Ağız içindeki yaralar birçok başka şeyin habercisi olabileceği gibi sigara ve alkol kullananlarda kanser belirtisi de olabilir.
Süleyman Demirel Üniversitesi (SDÜ) Diş Hekimliği Fakültesi Ağız, Diş, Çene Hastalıkları ve Cerrahisi Anabilim Dalı Öğretim Üyesi Doç. Dr. Nurgül Kömerik, ağız içinde oluşan yaraların ağız kanseri habercisi olabileceğini belirtti. Doç. Dr. Kömerik, ağız kanserinin başlıca nedeninin sigara ve alkol tüketimi olduğunu söyledi.

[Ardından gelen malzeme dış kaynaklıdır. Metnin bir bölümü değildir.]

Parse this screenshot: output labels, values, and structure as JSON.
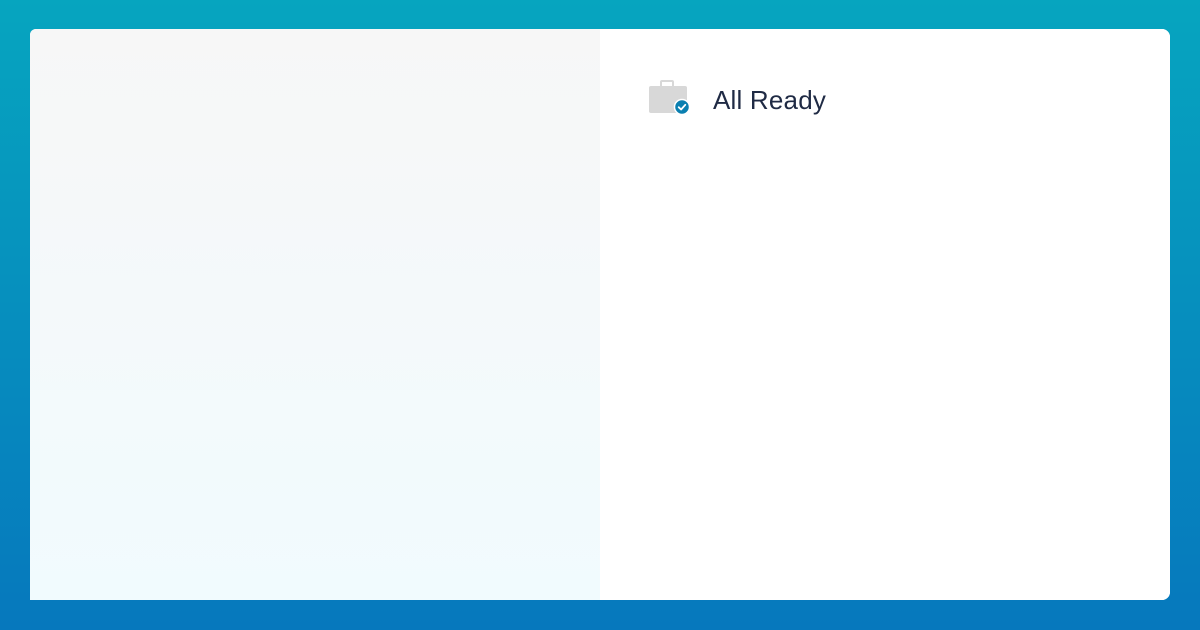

Ağız sağlığının önemine dikkati çeken Doç. Dr. Nurgül Kömerik, vatandaşların genel sağlığı için düzenli olarak ağız muayenesine gitmesini önerdi. Doç. Dr. Kömerik, ağız içinde oluşan ve nedeni bilinmeyen yaraların ’ağız kanseri’ riskini doğurduğunu söyledi.
Ağız kanserlerinde sigara ve alkolün tetikleyici rol üstlendiğini belirten Doç. Dr. Kömerik, "Yapılan çalışmalar, ağız kanseri gelişme riskinin sigara kullananlarda, kullanmayanlara oranla sigara içme miktarı ve süresiyle orantılı olarak 5 ile 17 kat fazla olduğunu gösteriyor. Aşırı alkol tüketimi de ağız kanserlerinde risk faktörüdür. Sigara ve alkol tüketiminin birarada olması kanser gelişim riskini artırıyor. Bu kişilerde ağız kanseri gelişme riski 35 kat daha fazla. Bu nedenle alkol ve sigara tüketiminden uzak durulması gerekiyor" diye konuştu.

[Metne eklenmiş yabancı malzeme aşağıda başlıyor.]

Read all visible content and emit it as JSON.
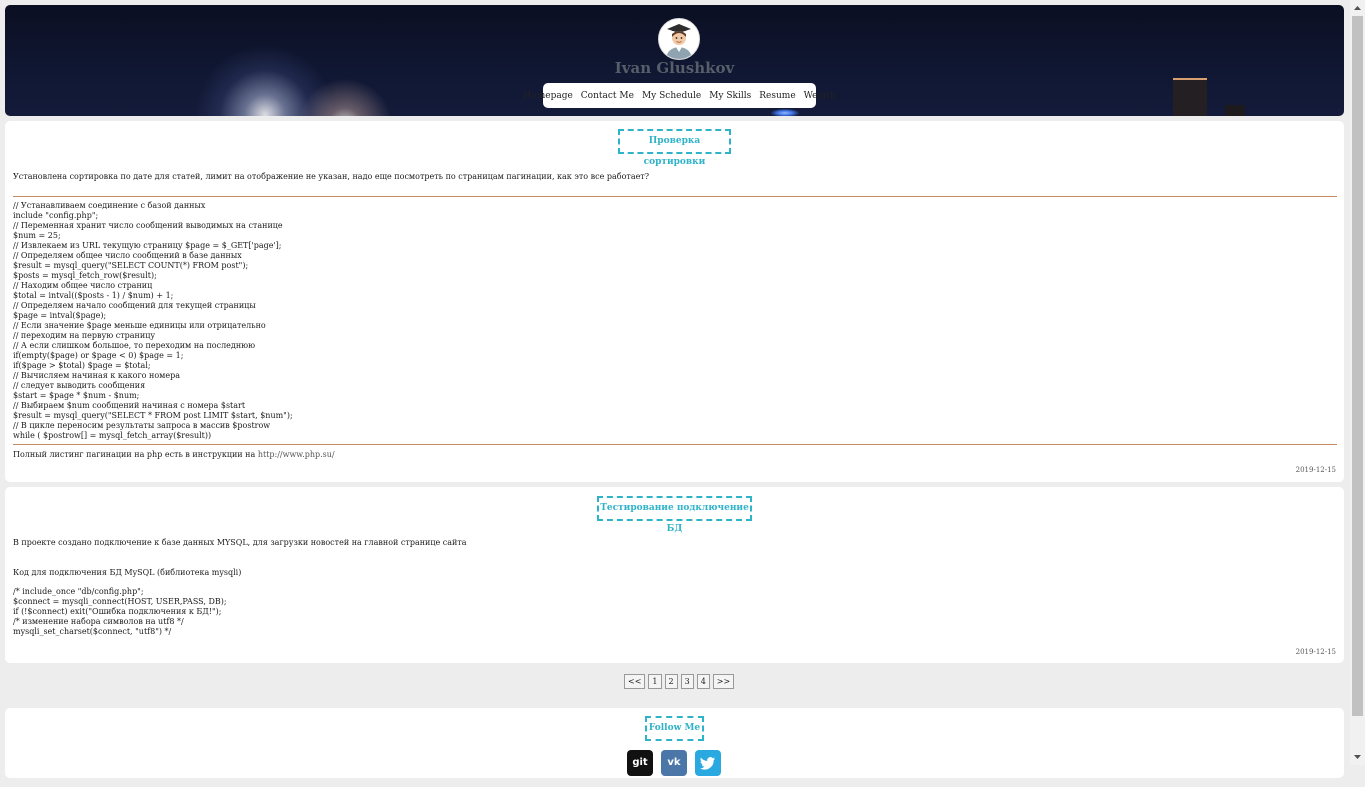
{
  "header": {
    "site_name": "Ivan Glushkov",
    "nav": [
      "Homepage",
      "Contact Me",
      "My Schedule",
      "My Skills",
      "Resume",
      "Weigth"
    ]
  },
  "articles": [
    {
      "title": "Проверка сортировки",
      "intro": "Установлена сортировка по дате для статей, лимит на отображение не указан, надо еще посмотреть по страницам пагинации, как это все работает?",
      "code": [
        "// Устанавливаем соединение с базой данных",
        "include \"config.php\";",
        "// Переменная хранит число сообщений выводимых на станице",
        "$num = 25;",
        "// Извлекаем из URL текущую страницу $page = $_GET['page'];",
        "// Определяем общее число сообщений в базе данных",
        "$result = mysql_query(\"SELECT COUNT(*) FROM post\");",
        "$posts = mysql_fetch_row($result);",
        "// Находим общее число страниц",
        "$total = intval(($posts - 1) / $num) + 1;",
        "// Определяем начало сообщений для текущей страницы",
        "$page = intval($page);",
        "// Если значение $page меньше единицы или отрицательно",
        "// переходим на первую страницу",
        "// А если слишком большое, то переходим на последнюю",
        "if(empty($page) or $page < 0) $page = 1;",
        "if($page > $total) $page = $total;",
        "// Вычисляем начиная к какого номера",
        "// следует выводить сообщения",
        "$start = $page * $num - $num;",
        "// Выбираем $num сообщений начиная с номера $start",
        "$result = mysql_query(\"SELECT * FROM post LIMIT $start, $num\");",
        "// В цикле переносим результаты запроса в массив $postrow",
        "while ( $postrow[] = mysql_fetch_array($result))"
      ],
      "outro_text": "Полный листинг пагинации на php есть в инструкции на",
      "outro_link": "http://www.php.su/",
      "date": "2019-12-15"
    },
    {
      "title": "Тестирование подключение БД",
      "intro": "В проекте создано подключение к базе данных MYSQL, для загрузки новостей на главной странице сайта",
      "subtitle": "Код для подключения БД MySQL (библиотека mysqli)",
      "code": [
        "/* include_once \"db/config.php\";",
        "$connect = mysqli_connect(HOST, USER,PASS, DB);",
        "if (!$connect) exit(\"Ошибка подключения к БД!\");",
        "/* изменение набора символов на utf8 */",
        "mysqli_set_charset($connect, \"utf8\") */"
      ],
      "date": "2019-12-15"
    }
  ],
  "pagination": [
    "<<",
    "1",
    "2",
    "3",
    "4",
    ">>"
  ],
  "footer": {
    "title": "Follow Me",
    "social": [
      {
        "label": "git",
        "icon": "git-icon",
        "color": "#111111"
      },
      {
        "label": "vk",
        "icon": "vk-icon",
        "color": "#4a76a8"
      },
      {
        "label": "",
        "icon": "twitter-icon",
        "color": "#2aa9e0"
      }
    ]
  }
}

HER TÜRLÜ YARA, AĞIZ KANSERİ ENDİŞESİ DOĞURMAZ
Ağız içinde meydana gelen her türlü yaranın ağız kanserinin belirtisi olarak yorumlanmaması gerektiğini vurgulayan Doç. Dr. Kömerik, şunları kaydetti:
"Ağız içindeki kötü huylu değişimler, yüzeyi kadifemsi, hafif aşınmış, düz veya pürüzlü kırmızı sahalar şeklinde başlar. Çizgili veya yamalı görünüm veren beyazlaşmış bölgeler şeklinde de bulunabilir. Ağrıya neden olmadığı için bu erken dönemlerde oluşan kanser gözden kaçabilir. Ancak ileri dönemlerde yumru, şişlik veya iyileşmeyen bir yara halindeyken hastanın dikkatini çeker. Çok ilerlemiş olgularda ise dişlerde sallanma, ağrı veya dudakta uyuşukluk olabilir. Çene altında veya boyunda misket gibi sert kitleler ele gelebilir. Ağız kanserleri benzer görünüm veren diğer daha masum lezyonlarla, örneğin, iltihabi lezyonlarla, travmatik doku yaralanmaları sonucu oluşan aşınmalar veya ülserlerle karıştırılabilir. Bu nedenle her türlü yara, ağız kanseri endişesi taşımaz. Herkes düzenli diş hekimi kontrollerini yaptırmalıdır."
KANSER BELİRTİLERİ
Kanserin ilk belirtisinin 2 hafta boyunca ağızda iyileşmeyen yaralar olduğunu anlatan Doç. Dr. Kömerik, ağız kanserinin özellikle 45 yaş ve üstünde görülme sıklığının daha fazla olduğuna değindi. Erkeklerde, kadınlara oranla ağız kanseri vakalarının daha sık görüldüğünü kaydeden Doç. Dr. Nurgül Kömerik, "Uzun süredir var olan beyaz veya kırmızı bölgeler, iyileşmeyen ve kolayca kanayan yaralar, hassasiyet varlığı, yanakta, dudakta ve ağız içinde kitle, uyuşukluk, boğaz ağrısı ve boğaza bir şey takılmış hissi kanser endişesi doğurmaktadır. Bu durumlarda biyopsi (kitle örneği) alınarak teşhise gidilmelidir" dedi.
KORUNMA YOLLARI
Ağız içi kanserinin toplumda yeterince bilinmediğine dikkat çeken Doç. Dr. Kömerik, her 100 kanser olgusunun 2’sinin ağız içinde oluştuğunu kaydetti. Ağız kanserlerine yakalanan bir hastanın en fazla 5 yıl yaşama şansı bulunduğunu anlatan Doç. Dr. Nurgül Kömerik, ağız kanserinden korunmak için düzenli olarak diş hekimine gidilmesini, sigaranın bırakılmasını ve aşırı alkol tüketilmemesini tavsiye etti.